Roundup: The Reviews Are in (Again), and They Are No Less Kind to the GOP Budget This Time Around

As the Republican budget once again takes center stage, we here in the Democratic Whip Press Shop wanted to make sure you saw the latest round of criticism for their misguided plan that would raise costs for seniors while protecting tax breaks for the wealthy.

But don’t just take our word for it.

Just ask Republican David Stockman, the former Director of the Office of Management and Budget under President Reagan. His op-ed  this week in the New York Times offers some harsh words on Rep. Paul Ryan’s budget proposal, which protects the wealthiest at the expense of lower and middle class Americans.

Here are the highlights:

Mr. Ryan’s sonorous campaign rhetoric about shrinking Big Government and giving tax cuts to “job creators” (read: the top 2 percent) will do nothing to reverse the nation’s economic decline and arrest its fiscal collapse.

Instead, it shreds the measly means-tested safety net for the vulnerable: the roughly $100 billion per year for food stamps and cash assistance for needy families and the $300 billion budget for Medicaid, the health insurance program for the poor and disabled. Shifting more Medicaid costs to the states will be mere make-believe if federal financing is drastically cut.”

Like his new boss, Mr. Ryan has no serious plan to create jobs.”

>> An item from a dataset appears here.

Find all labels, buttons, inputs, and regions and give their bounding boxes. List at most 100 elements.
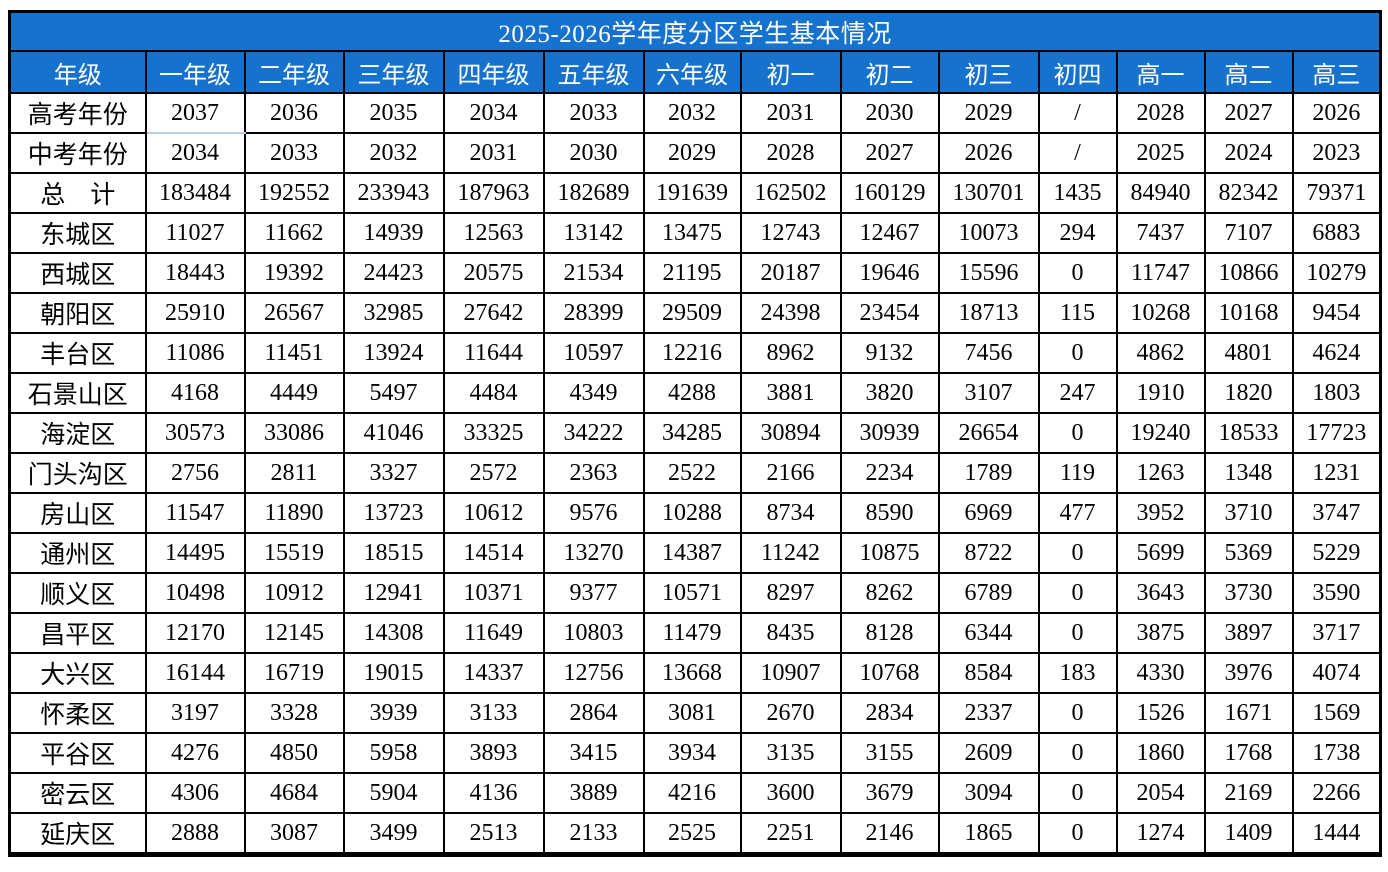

In short, Mr. Ryan’s plan is devoid of credible math or hard policy choices. And it couldn’t pass even if Republicans were to take the presidency and both houses of Congress. Mr. Romney and Mr. Ryan have no plan to take on Wall Street, the Fed, the military-industrial complex, social insurance or the nation’s fiscal calamity and no plan to revive capitalist prosperity — just empty sermons.”

Speaking of shredding the safety net, as this Bloomberg article explains, Ryan’s plan includes drastic and devastating cuts to our country’s social programs:

 “Ryan’s plan would make it difficult to maintain these services because it calls for $800 billion in cuts over the next decade, which would be a one-third reduction in projected spending.”

By 2050, his proposed budget would cut Medicaid funding in half, according to the nonpartisan Congressional Budget Office, while demand for services is projected to climb as the baby-boom generation reaches old age.”

In addition to the Ryan plan’s harmful cuts, his math simply doesn’t add up, as  New York Times columnist Paul Krugman says in an Op-ed:

Ryan’s much-touted plan, far from being a real solution, relies crucially on stuff that is just pulled out of thin air — huge revenue increases from closing unspecified loopholes, huge spending cuts achieved in ways not mentioned.”

We couldn’t agree more. It’s time for Republicans to work with Democrats towards a balanced, bipartisan financial plan that offers real solutions to our fiscal challenges and creates jobs for Americans.